Publication | Closed Access

[A national multicenter study of the in-vitro activity of piperacillin-tazobactam. The Spanish Piperacillin-Tazobactam Group].

15

Citations

0

References

1998

Year

Abstract

The action of piperacillin-tazobactam on 4,137 of the 4,364 strains collected in a Spanish multicenter study involving 46 participating hospitals was studied. The samples were from the following: 41% urine, 18% exuded from wound abscesses, 13% respiratory, 9% blood, 3% peritoneal liquid, and the remainder from other various sources. The gram-negative bacteria included 2,778 strains from 13 genera: Escherichia (1,289), Pseudomonas (451), Proteus (230), Klebsiella (203), Haemophilus (172), Enterobacter (145), Acinetobacter (88), Salmonella (60), Bacteroides (57), Morganella (53), Serratia (46), Citrobacter (46), Stenotrophonomas (23) and Moraxella (21). The gram-positive bacteria were S. aureus (316), E. faecalis (239), S. epidermis (130), S. pneumoniae (115) and Clostridium spp. (12). The global susceptibility of the gram-negatives to piperacillin-tazobactam was 94%: E. coli 98%, P. aeruginosa 92%, and P. mirabilis, Morganella, K. pneumoniae, Serratia and Salmonella spp. all greater than 94%. The susceptibility of other bacteria was as follows: 91% Citrobacter, 77% E. cloacae, 42% A. baumannii, 61% S. maltophilia, 97% E. faecalis, 93% S. epidermidis, 100% M. catarrhalis, 99% H. influenzae and 100% anaerobic bacteria.

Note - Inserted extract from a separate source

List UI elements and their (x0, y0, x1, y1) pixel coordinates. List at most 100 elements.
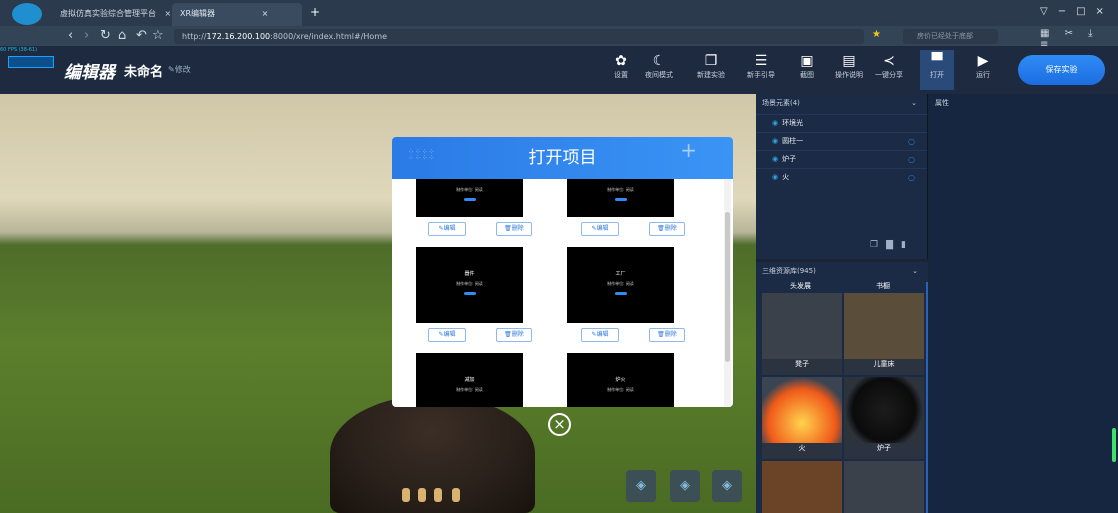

The action on S. pneumoniae and S. aureus varied according to the susceptibility or lack there of to penicillin or methicillin. In comparison to other antibiotics (piperacillin, cefoxitin, cefotaxime, ceftazidime, cefepime, imipenem and ciprofloxacin), piperacillin-tazobactam was far better than piperacillin alone and better or similar to the others.